The approach the author has taken works best when less well-known figures are featured. Describing the likes of Vincenzo Lancia, Louis Renault, or Peter Sellers (“Titled car wishes to dispose of owner”) in fewer than 1500 words cannot amount to much more than amuse-bouches, and this brevity serves mainly to whet the reader’s appetite for more. But it is when the characters are smaller fish in modest ponds that Chapman excels. There is much to savor—eccentricity (Panther founder Robert Jankel), entrepreneurship (arch wheeler dealer Mario Tozzi-Condivi, above) and also wild, out-there ambition, perhaps none more than Nigerian-American artist David Gittens’ vision for his brainchild, the bizarre Ikenga GT. Not even Lamborghini Countach creator Marcello Gandini’s wildest fever dreams ever stretched to a car that was “a contemporary African mask-on-wheels that faced skyward to the Spirit.”
And while many profiles are rich in humor, the story of Nils Bohlin made me sober up PDQ. Exotic cars venerated for their performance and style are often the principal currency of our conversations, with driver safety no more than an unwelcome gate crasher. The near cargo cult obsession with James Dean’s Little Bastard Porsche 550, let alone with any vehicle the (so-called) King of Cool Steve McQueen ever so much as touched exert an irresistible pull on car people. But consider how many of us, me included, are forever in the debt of Nils Ivar Bohlin. No? Me neither. It’s a name that hardly resonates like Enzo Ferrari or Ayrton Senna’s but his invention almost certainly saved my life and maybe yours too. Got it yet? Yup, the diligent, sensible, and possibly charisma-free Herr Bohlin was the Volvo engineer who invented the lap and diagonal seatbelt that is still fitted to every new car made. And that was thanks to Volvo’s extraordinarily philanthropic gesture in making the patent free to all. Incidentally, I also learned that the first users of makeshift safety belts weren’t sober Swedes but American doctors in the 1930s “after seeing first- hand the appalling injuries unrestrained drivers suffered in crashes.”
The book is written in an easy-going, accessible style and is often punctuated by wry asides. It’s the right approach for this book and my only cavil is that the prose does sometimes have the whiff of journalese. Take the very excitable dust cover text: “A whistle stop tour of fifty fascinating petrolheads,” “MEET the Prince of Darkness . . .” (i.e. the ever reviled Joseph Lucas)—but that perhaps just reflects the intended market? Giles Chapman is a British author, of course, and I suspect some of the pop culture references might not enjoy an easy passage across the Atlantic. But if the reader hasn’t ever seen, or even heard of The Sweeney* TV series, then a quick Google will tell you all you need to know, and YouTube will offer a trip back to the Seventies, when the cops chain-smoked and the robbers drove Mk 2 Jaguars. Sideways, usually.

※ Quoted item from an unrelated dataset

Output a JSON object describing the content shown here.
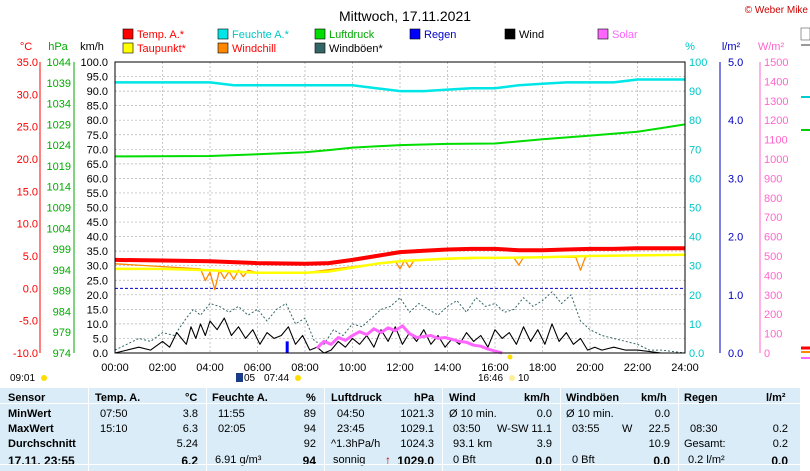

This is a much better book than the rather shouty cover suggests. It isn’t a book to read at one sitting; it’s for those times when you arrive for your appointment fifteen minutes early and you really can’t stomach another doom scroll on your iPhone. God knows there is enough bad news in 2024, but this charming little book is guaranteed relief and will soon have you immersed in another absurdly enjoyable four-page biography. Recommended.
*Sweeney, abbreviated from Sweeney Todd, which, in cockney rhyming slang, refers to the Metropolitan Police Flying Squad.